Premium products are genuine, magical and eternal. They are forged from earth and fire, crafted based on age-old philosophies, designed to flow like water and shine in the starlight. They are one-of-a-kind. They are light as the wind yet satisfyingly heavy in the hand.
This video for Chopard is like a dictionary of elemental concepts – particularly the voiceover: “'L' for 'launch', for 'learning' for 'light.' 'L' for 'legacy,' for 'liberty' for 'leadership'… 'C' for 'celestial,' for 'craftsmanship' for 'care' for 'challenge'…”
While mainstream brands often use scenarios, testimonials and stock photography of everyday people to paint precise pictures of how their products fit into the lives of consumers; premium brands are about leaving room for the consumer to imagine themselves using the product. For premium brands, the selling happens in the consumers' imagination, not in the product demonstration.
Premium product photography is large and often extremely cropped, showing only tantalizing details. Products are in shadow or silhouetted and shot at oblique, unusual angles. The goal is to bypass the part of the mind that reduces objects to symbols: if we show a photo of an entire car all at once, the mind tends to categorize what it sees and put it in the generalized (and emotionless) bucket called “car.” But premium brands don’t want people making simplistic evaluations. Premium brands need to keep the mind in the world of light, speed, power etc. to keep the consumer in the realm of imagination as long as possible.

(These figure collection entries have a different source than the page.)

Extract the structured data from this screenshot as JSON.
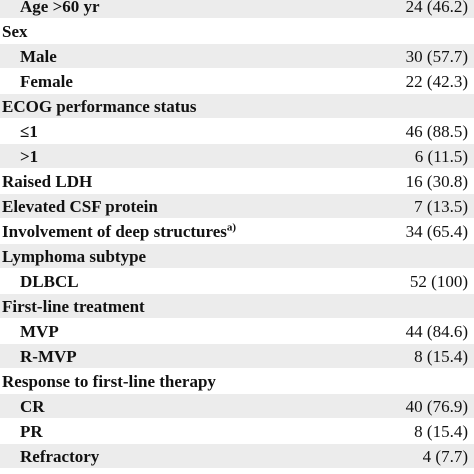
{
  "table": {
    "groups": [
      {
        "items": [
          {
            "label": "Age >60 yr",
            "value": "24 (46.2)"
          }
        ]
      },
      {
        "label": "Sex",
        "items": [
          {
            "label": "Male",
            "value": "30 (57.7)"
          },
          {
            "label": "Female",
            "value": "22 (42.3)"
          }
        ]
      },
      {
        "label": "ECOG performance status",
        "items": [
          {
            "label": "≤1",
            "value": "46 (88.5)"
          },
          {
            "label": ">1",
            "value": "6 (11.5)"
          }
        ]
      },
      {
        "label": "Raised LDH",
        "value": "16 (30.8)"
      },
      {
        "label": "Elevated CSF protein",
        "value": "7 (13.5)"
      },
      {
        "label": "Involvement of deep structures",
        "note": "a)",
        "value": "34 (65.4)"
      },
      {
        "label": "Lymphoma subtype",
        "items": [
          {
            "label": "DLBCL",
            "value": "52 (100)"
          }
        ]
      },
      {
        "label": "First-line treatment",
        "items": [
          {
            "label": "MVP",
            "value": "44 (84.6)"
          },
          {
            "label": "R-MVP",
            "value": "8 (15.4)"
          }
        ]
      },
      {
        "label": "Response to first-line therapy",
        "items": [
          {
            "label": "CR",
            "value": "40 (76.9)"
          },
          {
            "label": "PR",
            "value": "8 (15.4)"
          },
          {
            "label": "Refractory",
            "value": "4 (7.7)"
          }
        ]
      }
    ]
  }
}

Images of people in premium communication are foils to let the products shine – not focal points for consumers to identify with. To this end, representations of people in premium communication are either mere fleeting glimpses of normal people: silhouettes, profiles, blurs, hands or fantastical characters, mega celebrities or uncannily beautiful models.
When people such as celebrities, beautiful or interesting-looking models feature prominently in premium communications, they represent the brand, not the consumer. So, when a celebrity expresses that a perfume is about all about "moi" that is a brand expression not a connector to the consumer.
As mentioned, premium brands tell stories to create a mythology around their brand and products. Narratives rooted in fantasy, mystery, wry humor or gritty reality are used to spark the consumers’ imaginations. The products are often only fleetingly featured in these stories.
Premium brands rarely create product demos but when they do they are more like music videos, presenting just enough detail to convey the most important benefits while creating a rich imaginary space for the consumer to inhabit.
This ad for the Range Rover Evoque features tantalizing detail shots of the car and only fleeting shots of the driver and his companion. The people in the ad are sketched in with such a light touch that they allow room for the consumer to mentally put themselves in the driver's seat. The feeling is that of a music video - something mysterious, exciting and inspiring that invites the viewer to imagine themselves part of the world of the product.
So, when thinking about premium branding, the first step should be to understand the values and inspiration behind the brand and its products and then weave that into confident, uncompromising, awesome stories that your audience can inhabit.